Sales gainers included Nova Scotia (7.3 per cent), Manitoba (4.1 per cent), Newfoundland and Labrador (3.6 per cent), British Columbia (3.3 per cent), and New Brunswick (0.9 per cent). Sales in Alberta were largely flat, edging up by just 0.1 per cent. BC’s increase was its first in three months, and came thanks to higher sales in primary metals, wood products, petroleum and coal refining, and transportation equipment.

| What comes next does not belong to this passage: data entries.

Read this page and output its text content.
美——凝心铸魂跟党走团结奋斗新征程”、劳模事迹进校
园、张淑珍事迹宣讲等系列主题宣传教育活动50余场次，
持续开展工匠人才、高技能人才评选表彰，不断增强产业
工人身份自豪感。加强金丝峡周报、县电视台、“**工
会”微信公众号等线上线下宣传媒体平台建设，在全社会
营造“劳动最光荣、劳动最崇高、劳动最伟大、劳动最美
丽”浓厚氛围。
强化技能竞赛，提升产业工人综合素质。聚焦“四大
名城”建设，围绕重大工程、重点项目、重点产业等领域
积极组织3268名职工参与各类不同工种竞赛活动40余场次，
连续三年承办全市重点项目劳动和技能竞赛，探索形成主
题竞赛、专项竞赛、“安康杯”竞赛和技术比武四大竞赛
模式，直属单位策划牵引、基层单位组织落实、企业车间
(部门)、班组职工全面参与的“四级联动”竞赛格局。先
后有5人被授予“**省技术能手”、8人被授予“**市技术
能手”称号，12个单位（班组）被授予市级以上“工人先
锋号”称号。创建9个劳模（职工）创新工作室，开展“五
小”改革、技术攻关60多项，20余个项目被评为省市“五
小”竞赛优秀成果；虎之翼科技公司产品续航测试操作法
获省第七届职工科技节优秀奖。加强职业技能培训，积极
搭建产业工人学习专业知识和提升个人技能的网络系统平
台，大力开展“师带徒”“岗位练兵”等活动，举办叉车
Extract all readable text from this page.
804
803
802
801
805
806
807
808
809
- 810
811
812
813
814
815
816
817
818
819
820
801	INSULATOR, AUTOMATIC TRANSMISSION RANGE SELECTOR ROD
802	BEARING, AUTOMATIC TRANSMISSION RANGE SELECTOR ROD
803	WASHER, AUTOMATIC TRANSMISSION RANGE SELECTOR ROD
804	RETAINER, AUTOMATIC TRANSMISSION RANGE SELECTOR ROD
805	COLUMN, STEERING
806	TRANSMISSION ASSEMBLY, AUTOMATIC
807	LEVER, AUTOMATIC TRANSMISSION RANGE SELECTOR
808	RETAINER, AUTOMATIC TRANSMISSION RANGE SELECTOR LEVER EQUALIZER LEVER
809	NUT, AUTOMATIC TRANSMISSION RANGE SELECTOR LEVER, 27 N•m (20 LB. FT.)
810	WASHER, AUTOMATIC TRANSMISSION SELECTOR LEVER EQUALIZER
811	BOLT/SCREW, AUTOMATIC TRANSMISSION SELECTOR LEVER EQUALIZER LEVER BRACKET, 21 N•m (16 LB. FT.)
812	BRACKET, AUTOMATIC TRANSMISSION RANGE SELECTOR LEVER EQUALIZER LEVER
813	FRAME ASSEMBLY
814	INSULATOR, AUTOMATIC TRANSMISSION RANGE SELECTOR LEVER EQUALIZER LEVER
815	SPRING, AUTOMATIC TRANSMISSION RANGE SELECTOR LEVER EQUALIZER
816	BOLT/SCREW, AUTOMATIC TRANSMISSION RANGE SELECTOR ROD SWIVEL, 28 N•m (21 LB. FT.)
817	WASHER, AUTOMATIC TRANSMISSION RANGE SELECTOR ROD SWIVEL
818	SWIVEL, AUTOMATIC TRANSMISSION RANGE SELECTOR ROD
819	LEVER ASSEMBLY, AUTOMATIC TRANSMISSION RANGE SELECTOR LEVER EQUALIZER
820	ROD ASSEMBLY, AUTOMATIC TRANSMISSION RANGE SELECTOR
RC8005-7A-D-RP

FORWARD-LOOKING INDICATORS ALSO WEAK

In more bad news, forward-looking indicators were also weak in December, providing scant hope that demand will pick up in the near-term. Unfilled orders fell by 0.1 per cent $97.6 billion in December, while new orders dipped 0.6 per cent to $56.4 billion. Moreover, the inventory-to-sales ratio increased for the third straight month, rising from 1.54 in November to 1.55 in December. A rising inventory-to-sales ratio is a bearish signal that manufacturers may be forced to cut back production until inventories are sufficiently depleted.

Sources: CME; Statistics Canada.

CAPACITY UTILIZATION RATE TUMBLES

Finally, the manufacturing sector’s capacity utilization rate (the ratio of actual output to estimated potential output) fell steeply from 80.0 per cent in November to 76.3 per cent in December. On the one hand, as noted by Statistics Canada, this figure is not seasonally adjusted, so the decline could partly reflect regular seasonal variations. On the other hand, the capacity utilization rate was 1.5 percentage points lower than in December 2018 and 5.7 percentage points lower than in December 2017. This growing unused capacity is a clear headwind to investment.

All charts are sourced from CME; Statistics Canada.